In another incident in early March 2008, Dirie went missing for three days while staying in Brussels. She was found by a Brussels policeman.

==Filmography, books and a musical==

===Films===
- The Living Daylights (1987) - In the 15th James Bond film, Dirie plays Waris Walsh in a supporting role.
- A Nomad in New York (1995) - BBC documentary about the career of Waris Dirie.
- Desert Flower (2009) - drama based on her autobiographical novel and bestseller.

===Books===
- Desert Flower (1998) with Cathleen Miller
The book that describes Dirie's genital mutilation, her adventurous escape through the Somali desert and the rise to a world-famous supermodel, becomes an international bestseller and appears in over 50 licensed editions.
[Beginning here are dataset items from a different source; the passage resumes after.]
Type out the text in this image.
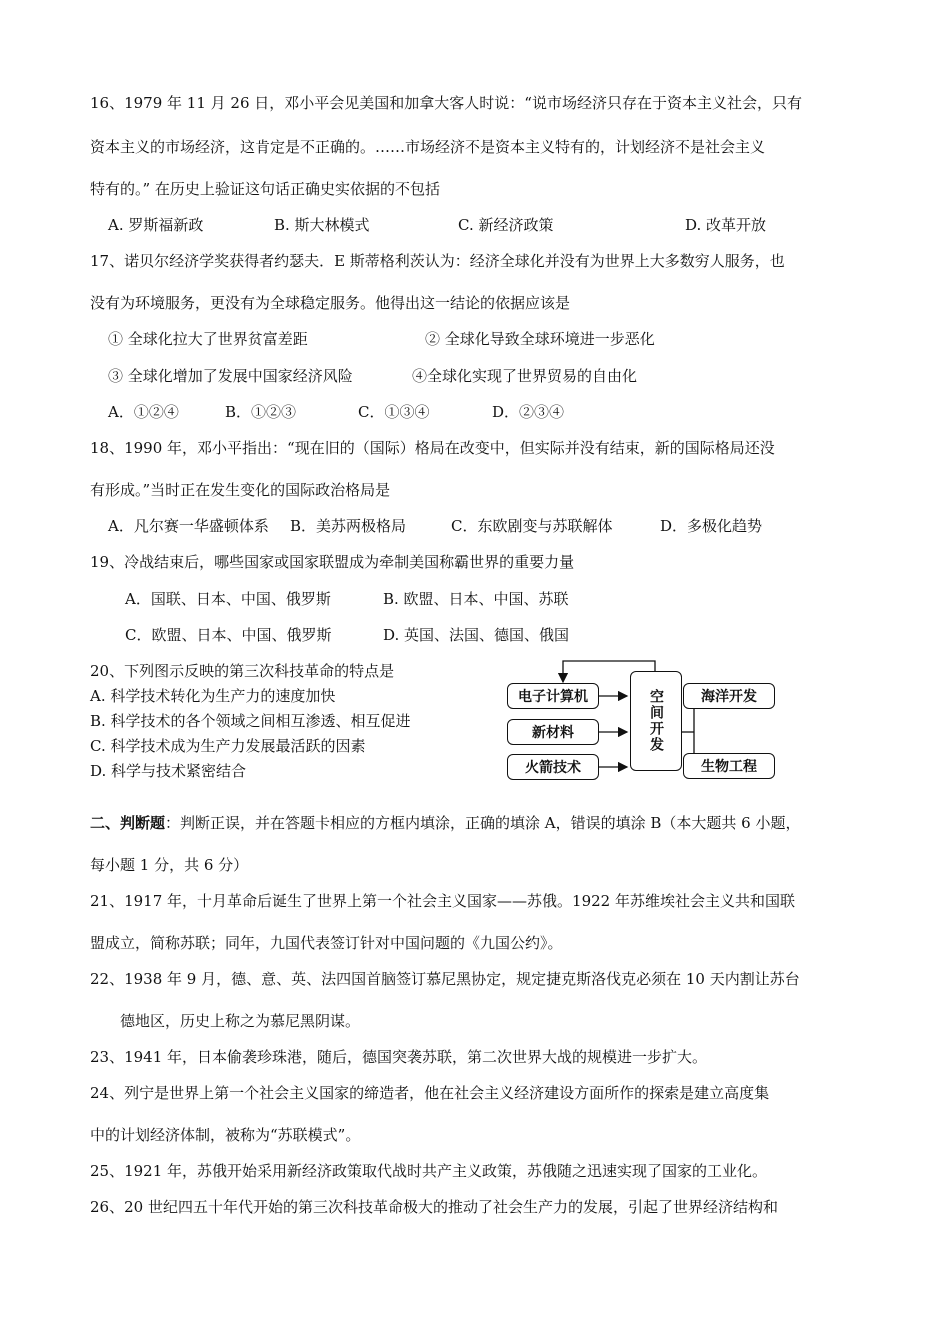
16、1979 年 11 月 26 日，邓小平会见美国和加拿大客人时说：“说市场经济只存在于资本主义社会，只有
资本主义的市场经济，这肯定是不正确的。……市场经济不是资本主义特有的，计划经济不是社会主义
特有的。” 在历史上验证这句话正确史实依据的不包括
A. 罗斯福新政	B. 斯大林模式	C. 新经济政策	D. 改革开放
17、诺贝尔经济学奖获得者约瑟夫．E 斯蒂格利茨认为：经济全球化并没有为世界上大多数穷人服务，也
没有为环境服务，更没有为全球稳定服务。他得出这一结论的依据应该是
① 全球化拉大了世界贫富差距	② 全球化导致全球环境进一步恶化
③ 全球化增加了发展中国家经济风险	④全球化实现了世界贸易的自由化
A．①②④	B．①②③	C．①③④	D．②③④
18、1990 年，邓小平指出：“现在旧的（国际）格局在改变中，但实际并没有结束，新的国际格局还没
有形成。”当时正在发生变化的国际政治格局是
A．凡尔赛一华盛顿体系 B．美苏两极格局	C．东欧剧变与苏联解体	D．多极化趋势
19、冷战结束后，哪些国家或国家联盟成为牵制美国称霸世界的重要力量
A．国联、日本、中国、俄罗斯	B. 欧盟、日本、中国、苏联
C．欧盟、日本、中国、俄罗斯	D. 英国、法国、德国、俄国
20、下列图示反映的第三次科技革命的特点是
A. 科学技术转化为生产力的速度加快
B. 科学技术的各个领域之间相互渗透、相互促进
C. 科学技术成为生产力发展最活跃的因素
D. 科学与技术紧密结合
电子计算机
新材料
火箭技术
空间开发	海洋开发
生物工程
二、判断题：判断正误，并在答题卡相应的方框内填涂，正确的填涂 A，错误的填涂 B（本大题共 6 小题，
每小题 1 分，共 6 分）
21、1917 年，十月革命后诞生了世界上第一个社会主义国家——苏俄。1922 年苏维埃社会主义共和国联
盟成立，简称苏联；同年，九国代表签订针对中国问题的《九国公约》。
22、1938 年 9 月，德、意、英、法四国首脑签订慕尼黑协定，规定捷克斯洛伐克必须在 10 天内割让苏台
德地区，历史上称之为慕尼黑阴谋。
23、1941 年，日本偷袭珍珠港，随后，德国突袭苏联，第二次世界大战的规模进一步扩大。
24、列宁是世界上第一个社会主义国家的缔造者，他在社会主义经济建设方面所作的探索是建立高度集
中的计划经济体制，被称为“苏联模式”。
25、1921 年，苏俄开始采用新经济政策取代战时共产主义政策，苏俄随之迅速实现了国家的工业化。
26、20 世纪四五十年代开始的第三次科技革命极大的推动了社会生产力的发展，引起了世界经济结构和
Over 11 million copies have been sold worldwide to date, 3 million in Germany alone (number 1 on the Spiegel bestseller list from 11 to 17 January and from 25 January to 18 July 1999).
- Desert Dawn (2002) with Jeanne D’Haem
20 years after her escape, Dirie decides to visit her family in Somalia. A dangerous adventure, as Somalia has been plagued by civil war and famine for years. Her second book, which will also become an international bestseller (first place on the Spiegel bestseller list from 8 to 28 April and from 13 May to 23 June 2002), describes the trip to her home country.
- Desert Children (2005)
With her third book Dirie starts a Europe-wide campaign against FGM. Genital mutilation is not only practiced in Africa, but also in the western world. It reports on encounters with victims and perpetrators, on their research, setbacks and successes.
- Letter to my mother (2007)
Dirie says about this book on the website of the Desert Flower Foundation: "This is my most personal book. There are simply wounds that don't want to heal. My longing was great to meet my mother again, to forgive my mother, but I had to realize that love and suffering are often inextricably linked. Working on this book was a painful but vital experience for me."
- Schwarze Frau, weißes Land (2010)
In this book Dirie talks about her life in her new, white homeland - and about her longing for Africa and her deep desire to help her home continent free itself from poverty, outdated traditions and dependence.
- Saving Safa (2013)
Little Safa comes from a bitterly poor family in Djibouti. Raised in a slum, she is selected for the role of little Waris Dirie in the biopic of the world bestseller Desert Flower. The dramatic scene, in which the little girl is violently circumcised, makes people cry in cinemas all over the world. In real life, Safa is still intact. Dirie is all the more horrified when she hears that Safa's genital mutilation is imminent. And she does everything in her power to save the girl from this cruel practice.
- My Africa - The Journey (2017)
Together with her Desert Flower Foundation team, Dirie publishes her first reading book for children at African schools. The book tells the story of the little "desert flower" Waris and her brother Mo, who go on a journey together to discover their home continent Africa. On their adventures they get to know the flora and fauna of Africa. In addition to the story, the book also contains numerous writing exercises, which are intended to promote the reading and writing skills of children.

===Musical===
On 7 March 2019, in the presence of Waris Dirie, it was announced at a press conference at a theatre St. Gallen, Switzerland that her extraordinary life story would become a musical. Written and directed by the German theater and film director Gil Mehmert (converted Sönke Wortmann's film "Das Wunder von Bern" into a musical, 2014). The lyrics are by Frank Ramond, with the music by Uwe Fahrenkrog-Petersen (wrote the music for "99 Luftballons" by Nena). On 22 February 2020 the musical was premiered at the theatre St. Gallen in the presence of Waris Dirie.